Taiwan currently provides various schooling, employment, medical and housing subsidies for low-income households [43]. Regarding nutritional supplement programs, the Taiwan government operates a lunch program in all public elementary school during the semester. Each school is responsible for choosing a healthy and affordable lunch package, and school kitchens or contracted restaurants prepare lunches accordingly. Poor children’s lunch fees are completely paid by the government [44]. However, Huang er al. (2015) highlighted that there may be a seasonal difference in the effectiveness of this lunch program [45]. Because it does not cover meals after school as well as meals during the holidays, it is recommended that schools, local governments and NGOs cooperate to provide complete nutritional supplement plans to make sure that needy children can continue to receive nutrition assistance in summer when school is not in session [45, 46]. It is also recommended that policymakers provide educational sessions and counseling services for parents on healthy eating for low-income families [47] or provide necessary nutrition education for children and teenagers, which will help low-income families establish healthy eating concepts [48].

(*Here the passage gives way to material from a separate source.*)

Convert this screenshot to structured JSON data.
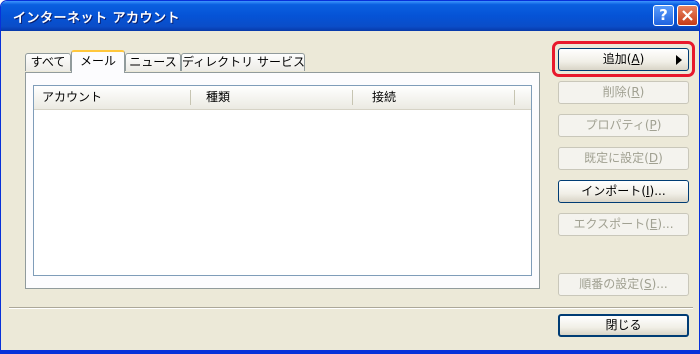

The association between household income and childhood obesity in Taiwan is inconsistent [19,20,21,22]. Three studies have similar results to the present study [19,20,21]. Children from low-income families had a higher risk of becoming overweight/obesity compared with children from non-low-income families; however, Hsu et al. (2022) found a positive association between household income and BMI [22]. It may be caused by the bias in the income information collected by the questionnaire. To our knowledge, this cohort study is the first to determine the impact of household income on the risk of childhood overweight/obesity over time. Our study found that children from low-income household had a significantly higher risk of overweight/obesity. Nonetheless, some limitations should be considered when interpreting the findings of this cohort study. First, the data did not report breast-feeding prevalence and duration across income groups, and there is no available data on gestational diabetes and maternal obesity in this study. Considering that breast-feeding is regarded as an early life determinant of childhood obesity, it would indeed be interesting to explore these aspects in future research. Second, this study did not specifically provide information on parental education level, which is an important factor in understanding the socioeconomic context. Although we do not have a variable for parental education level, the important mediating factor related to obesity, lower affordability of healthy foods, is directly related to income. Indeed, Galobardes et al. (2006) highlighted that income is arguably the single best indicator of material living standards [49]. The results of our study also reflect the impact of income on childhood obesity. Third, our data currently extends only up to the year 2018. Future research endeavors could greatly benefit from the inclusion of a more extended observation period, allowing for a more robust exploration of the causal relationship between household income and obesity. Fourth, the generalizability of our results to other non-Asian ethnic groups requires further verification as all participants were Taiwanese.

Conclusions

This prospective cohort study found that, compared to children from middle- and high-income households, those from low-income households had a significantly higher risk of being overweight/obesity during the follow-up period. The same result was found for foreign mother’s children compared to Taiwanese mothers’ children. Future health programs to reduce the burden of overweight/obesity in children should focus particularly on children from low-income households and children of foreign mothers.